Buenos Aires/Prensa Latina
Despite a strong police operation, students, professors and members of social and left-wing organizations arrived near the Argentine Congress to reject President Javier Milei’s veto of a university financing law.
Meanwhile, inside the legislative headquarters, the Chamber of Deputies analyzes whether to support or reject the appeal presented by the head of state.
During the debate, the representative of the Radical Civic Union Carla Carrizo rejected the veto and recalled that said body is made up of 257 members, of which 148 are graduates of public universities.
For his part, the deputy of Unión por la Patria Leandro Santoro urged to defend education and denounced the cuts to pensions, the intention to pay university fees, the defunding of health and the end of public works.
The university is one of the few tools for upward social mobility that we have.
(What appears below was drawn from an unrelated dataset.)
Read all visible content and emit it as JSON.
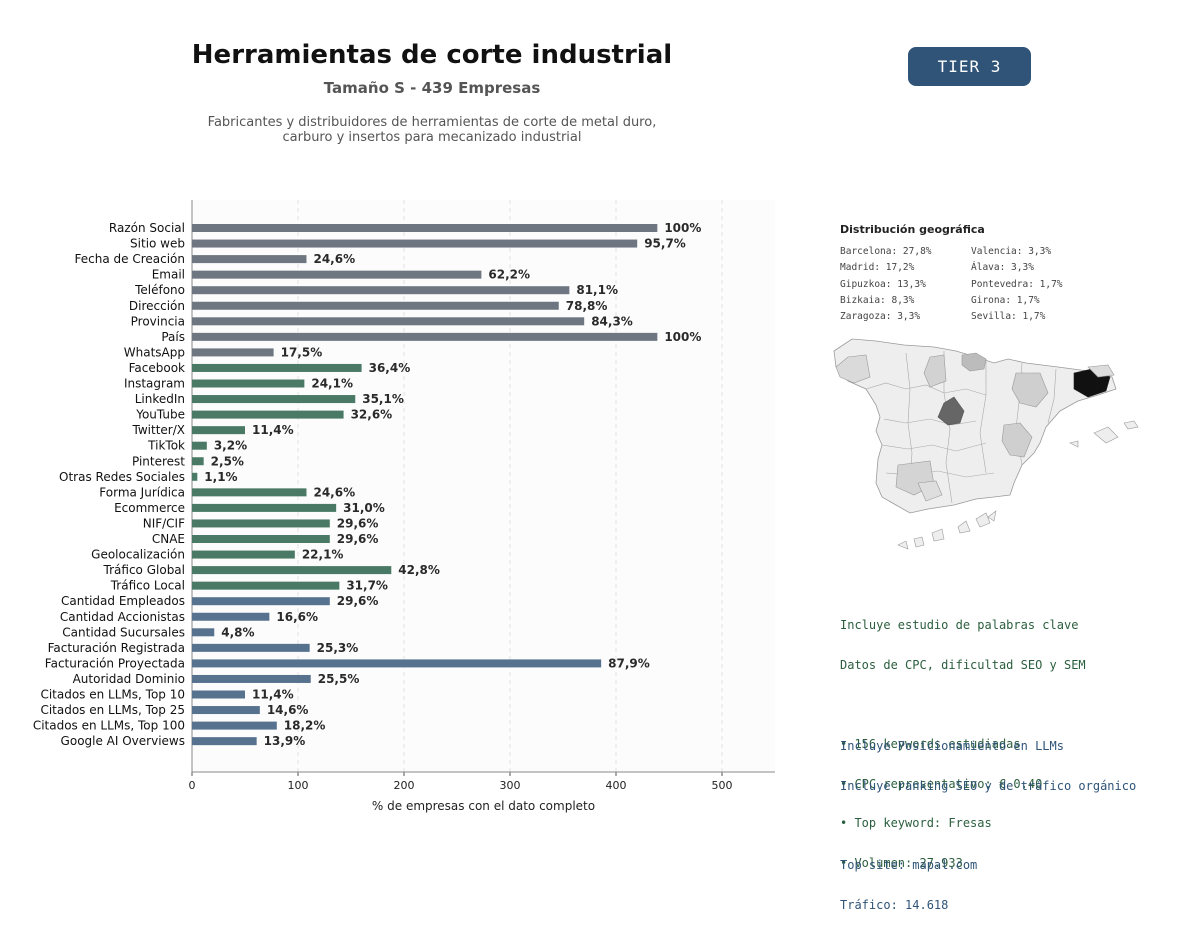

Stop destroying what works well, he asserted.
In a letter, the rector of the University of Buenos Aires (UBA), Ricardo Gelpi, asked Congress to insist on the sanction of the law and assured that “the public university system of Argentina is unique in the world because it combines massiveness, academic excellence and unrestricted entry.”
The UBA has long been part of the elite one percent of centers of its type around the world. Sustaining quality standards requires sustained investment and the commitment of all governments, he noted.
Education is the main bet for a better future. Honor your place and vote to ratify regulations that ensure the existence of the university. A historic responsibility is in their hands, he concluded.